I first watched the Anastasia movie a few years ago. The story, after all, sounds amazing. The movie, however, bored me. I could hardly focus on it. Despite my movie boredom, my appreciation of the story made me eager to read Heart of Iron. Unfortunately, this led to yet another Anastasia disappointment. Maybe I’m not as enamored by the story as I thought I was.
Criminal Ana is on a mission with metal (robot) D09 (Di) and alien (by our standards) Jax to find coordinates that lead to a long forgotten ship that could save D09 from a memory core glitch fatality. This mission puts them in the path of Robb, of semi-royal blood, who needs the coordinates to find his long missing father. After a lot of sci-fi intrigue and some royal revelations, I’m still not sure how I feel about this book.
It’s hard for me to pinpoint exactly what I didn’t like. There was a lot that gave me pause. And its not like I hated the book, either. There’s nothing explicitly unlikable about the book. It just didn’t strike my fancy. It dragged on and on. I wanted to know what would happen, but I also wanted so badly for the story to wrap itself up. This situation is the epitome of me feeling indifferent toward a book. So really, here is a string of indifferent thoughts.
Heart of Iron has four likeable narrators. Except for Di, sort of? He isn’t supposed to feel, yet his narration was always with emotion. And then he actually got emotions, and it just got crazy. I didn’t get him at all. Having four narrators, no matter how likable, was still a disservice to the novel’s pacing. Nothing against Jax (but yes against Di because I especially dragged through his chapters) but I think Ana and Robb narrating would have been enough. It also might have added more suspense when we get to some shocking, but yet not so shocking, later scenes.

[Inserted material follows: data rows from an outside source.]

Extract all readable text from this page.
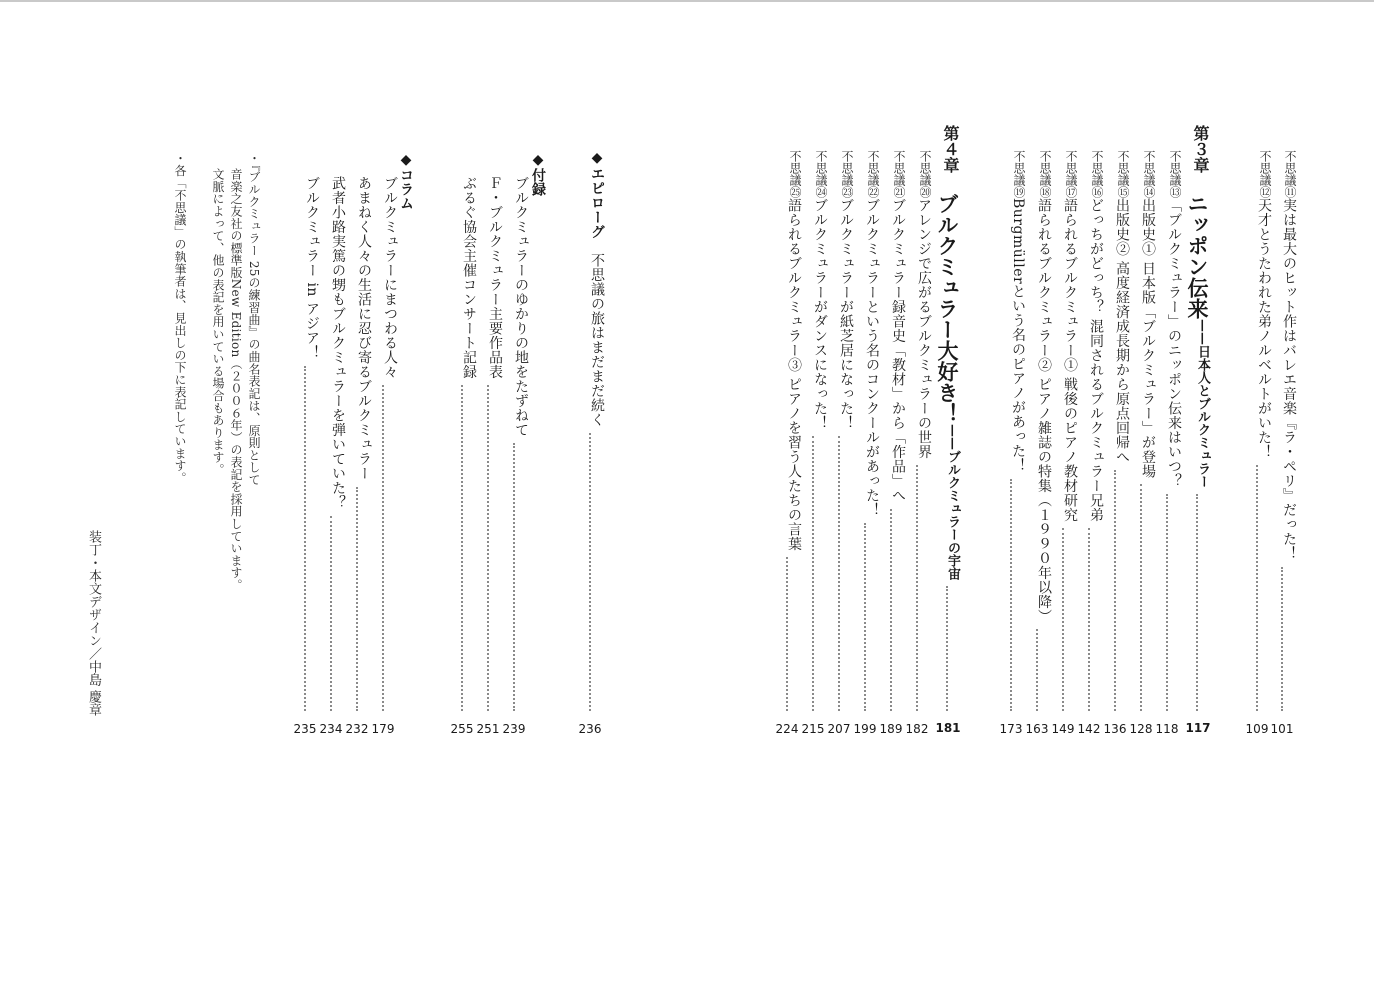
不思議⑪
実は最大のヒット作はバレエ音楽『ラ・ペリ』だった！
101
不思議⑫
天才とうたわれた弟ノルベルトがいた！
109
第３章
ニッポン伝来
——日本人とブルクミュラー
117
不思議⑬
「ブルクミュラー」のニッポン伝来はいつ？
118
不思議⑭
出版史① 日本版「ブルクミュラー」が登場
128
不思議⑮
出版史② 高度経済成長期から原点回帰へ
136
不思議⑯
どっちがどっち？ 混同されるブルクミュラー兄弟
142
不思議⑰
語られるブルクミュラー① 戦後のピアノ教材研究
149
不思議⑱
語られるブルクミュラー② ピアノ雑誌の特集（１９９０年以降）
163
不思議⑲
Burgmüllerという名のピアノがあった！
173
第４章
ブルクミュラー大好き！
——ブルクミュラーの宇宙
181
不思議⑳
アレンジで広がるブルクミュラーの世界
182
不思議㉑
ブルクミュラー録音史
「教材」から「作品」へ
189
不思議㉒
ブルクミュラーという名のコンクールがあった！
199
不思議㉓
ブルクミュラーが紙芝居になった！
207
不思議㉔
ブルクミュラーがダンスになった！
215
不思議㉕
語られるブルクミュラー③ ピアノを習う人たちの言葉
224
◆エピローグ
不思議の旅はまだまだ続く
236
◆付録
ブルクミュラーのゆかりの地をたずねて
239
Ｆ・ブルクミュラー主要作品表
251
ぶるぐ協会主催コンサート記録
255
◆コラム
ブルクミュラーにまつわる人々
179
あまねく人々の生活に忍び寄るブルクミュラー
232
武者小路実篤の甥もブルクミュラーを弾いていた？
234
ブルクミュラー in アジア！
235
・『ブルクミュラー 25の練習曲』の曲名表記は、原則として
音楽之友社の標準版New Edition（２００６年）の表記を採用しています。
文脈によって、他の表記を用いている場合もあります。
・各「不思議」の執筆者は、見出しの下に表記しています。
装丁・本文デザイン／中島 慶章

This book is true-blue science fiction, something that I thought I liked, but I am beginning to wonder if my assumed liking of sci-fi is a misunderstanding. Is my undying love of Star Wars blinding me to a truth about sci-fi: that beyond Star Wars and sci-fi lite Marvel, I don’t really like sci-fi? With the exception of The Illuminae Files, it feels that every sci-fi I’ve read since the creation of this blog has been a clear miss. It’s becoming unclear what I like these days. Or maybe what I’ve thought to be true in the past, but then dismissed, is the real truth. I can like just about any genre, because my reading likes are inconsistent. Because I love thoughtful, emotional, soft historical books like Midnight at the Electric, but equally love the sinister, mind-blowing, fantasy suspense of The Cruel Prince.

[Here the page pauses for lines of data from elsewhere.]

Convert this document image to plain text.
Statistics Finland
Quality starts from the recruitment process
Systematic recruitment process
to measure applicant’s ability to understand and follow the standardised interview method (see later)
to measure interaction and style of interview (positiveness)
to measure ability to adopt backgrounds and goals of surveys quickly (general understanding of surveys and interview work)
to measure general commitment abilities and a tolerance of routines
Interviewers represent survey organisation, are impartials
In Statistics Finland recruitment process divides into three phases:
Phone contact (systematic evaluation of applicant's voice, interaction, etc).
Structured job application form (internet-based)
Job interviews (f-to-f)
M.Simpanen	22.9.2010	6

But all of this is getting away from what this post should be: a book review. I liked but didn’t love the characters. The pacing was inconsistent. The science, tech stuff was complicated and boring a lot of the time. It’s an okay book, and some exciting stuff happens, but it could have been more. So if, unlike myself, love Anastasia and always adore the hardcore sci-fi books, this is a book for you. It just wasn’t for me. And it makes me wonder a lot about whether I have a reading taste consistencies, or if my liking is all random.